Abstract:

Objective To investigate the expression levels of retinoic acid receptor 3 （RARRES3） and migration and invasion enhancement factor 1 （MIEN1） in non-small cell lung cancer （NSCLC） tissues and their relationship with clinical pathological features and prognosis. Methods In this study， 86 cases of NSCLC tissues and 72 cases of adjacent tissues were collected from our hospital. The expression of RARRES3 and MIEN1 in cancer tissues and adjacent tissues were detected by immunohistochemical SP method， and the expression level was divided into low expression and high expression level according to the two-grade score. The relationship between the expression level of two protein and clinical pathological parameters （gender， age， pathological type， tumor size， differentiation type， TNM stage， T stage， smoking history and lymph node metastasis） were analyzed. We further investigated the correlation between both proteins.
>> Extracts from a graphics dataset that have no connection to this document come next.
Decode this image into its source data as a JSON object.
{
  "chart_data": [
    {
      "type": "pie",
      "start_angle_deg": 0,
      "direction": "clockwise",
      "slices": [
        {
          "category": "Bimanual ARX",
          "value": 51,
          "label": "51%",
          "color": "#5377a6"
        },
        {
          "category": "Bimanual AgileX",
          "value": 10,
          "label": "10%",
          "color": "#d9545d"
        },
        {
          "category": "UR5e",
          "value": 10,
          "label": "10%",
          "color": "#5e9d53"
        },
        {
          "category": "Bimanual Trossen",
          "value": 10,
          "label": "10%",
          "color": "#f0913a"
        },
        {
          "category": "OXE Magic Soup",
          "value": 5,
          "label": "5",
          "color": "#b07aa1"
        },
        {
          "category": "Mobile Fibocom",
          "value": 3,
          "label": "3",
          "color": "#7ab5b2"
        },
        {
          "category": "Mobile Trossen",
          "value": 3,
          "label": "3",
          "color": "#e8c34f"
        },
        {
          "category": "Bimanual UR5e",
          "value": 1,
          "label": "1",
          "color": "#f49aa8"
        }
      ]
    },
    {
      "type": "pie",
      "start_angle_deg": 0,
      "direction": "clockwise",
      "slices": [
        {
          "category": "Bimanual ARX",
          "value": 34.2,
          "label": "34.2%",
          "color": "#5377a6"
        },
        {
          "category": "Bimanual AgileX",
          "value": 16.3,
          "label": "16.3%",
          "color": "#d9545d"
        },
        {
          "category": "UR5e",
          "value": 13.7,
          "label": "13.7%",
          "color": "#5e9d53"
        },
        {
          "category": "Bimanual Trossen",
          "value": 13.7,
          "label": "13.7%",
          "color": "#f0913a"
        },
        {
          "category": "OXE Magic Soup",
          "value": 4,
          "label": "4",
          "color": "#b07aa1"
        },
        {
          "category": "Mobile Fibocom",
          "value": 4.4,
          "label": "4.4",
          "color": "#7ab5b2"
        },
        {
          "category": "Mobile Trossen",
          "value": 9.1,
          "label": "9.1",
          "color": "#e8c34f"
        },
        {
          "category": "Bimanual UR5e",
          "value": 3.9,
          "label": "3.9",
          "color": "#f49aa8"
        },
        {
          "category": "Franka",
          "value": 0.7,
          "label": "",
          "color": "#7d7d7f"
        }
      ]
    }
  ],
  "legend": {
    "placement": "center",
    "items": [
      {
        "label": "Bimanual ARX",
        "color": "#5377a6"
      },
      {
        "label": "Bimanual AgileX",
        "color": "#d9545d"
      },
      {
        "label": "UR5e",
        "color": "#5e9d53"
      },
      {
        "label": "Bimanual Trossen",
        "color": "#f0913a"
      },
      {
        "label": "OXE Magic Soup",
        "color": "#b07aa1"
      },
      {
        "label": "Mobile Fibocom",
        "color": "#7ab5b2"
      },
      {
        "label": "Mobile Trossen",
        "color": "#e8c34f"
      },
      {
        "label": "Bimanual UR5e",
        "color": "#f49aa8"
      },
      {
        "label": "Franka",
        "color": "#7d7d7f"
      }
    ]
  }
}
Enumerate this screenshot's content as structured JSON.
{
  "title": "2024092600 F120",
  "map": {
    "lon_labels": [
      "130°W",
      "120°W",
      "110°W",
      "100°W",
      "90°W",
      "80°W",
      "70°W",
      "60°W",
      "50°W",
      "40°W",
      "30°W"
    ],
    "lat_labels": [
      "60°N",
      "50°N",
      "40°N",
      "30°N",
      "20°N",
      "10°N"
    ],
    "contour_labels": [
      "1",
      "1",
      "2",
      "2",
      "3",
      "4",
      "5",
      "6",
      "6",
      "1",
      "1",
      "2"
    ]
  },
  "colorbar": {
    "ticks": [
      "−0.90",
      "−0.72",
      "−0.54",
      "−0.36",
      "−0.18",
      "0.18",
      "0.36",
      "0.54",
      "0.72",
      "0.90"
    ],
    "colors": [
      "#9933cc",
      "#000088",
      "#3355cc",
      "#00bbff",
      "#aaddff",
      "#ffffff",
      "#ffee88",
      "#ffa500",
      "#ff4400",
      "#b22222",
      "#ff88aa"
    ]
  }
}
Results The positive particles of RARRES3 and MIEN1 were located in the cytoplasm. The expression of RARRES3 in NSCLC tissues was 29.07％ （25/86）， lower than 55.56％ （40/72） of para-carcinoma tissues （P＜0.05）， while the expression of MIEN1 in NSCLC tissues was 62.79％ （54/86）， higher than 31.94％（23/72） of para-carcinoma tissues （P＜0.05）. The expression of RARRES3 and MIEN1 protein in NSCLC was related to TNM stage and lymph node metastasis. Moreover， RARRES3 was also associated with tumor size， and MIEN1 protein was also associated with differentiation type （P＜0.05）. RARRES3 protein expression were negatively correlated with MIEN1 （r=-0.411，P=0.000）. The AUC， sensitivity and specificity of RARRES3 and MIEN1 in NSCLC were 0.825 and 0.779， 85.1％ and 75.4％， 79.2％ and 83.3％， respectively. The median overall survival （OS） was 32.5 months in the RARRES3 high expression group， which was higher than 16.0 months in the low expression group， and the median OS was 15.5 months in MIEN1 high expression group， which was lower than 28.0 months in the low expression group （P＜0.05）. Conclusion In NSCLC tissues， RARRES3 was lowly expressed and MIEN1 was highly expressed. Both proteins were related to TNM staging， lymph node metastasis and prognosis. It may be related to the occurrence and development of NSCLC.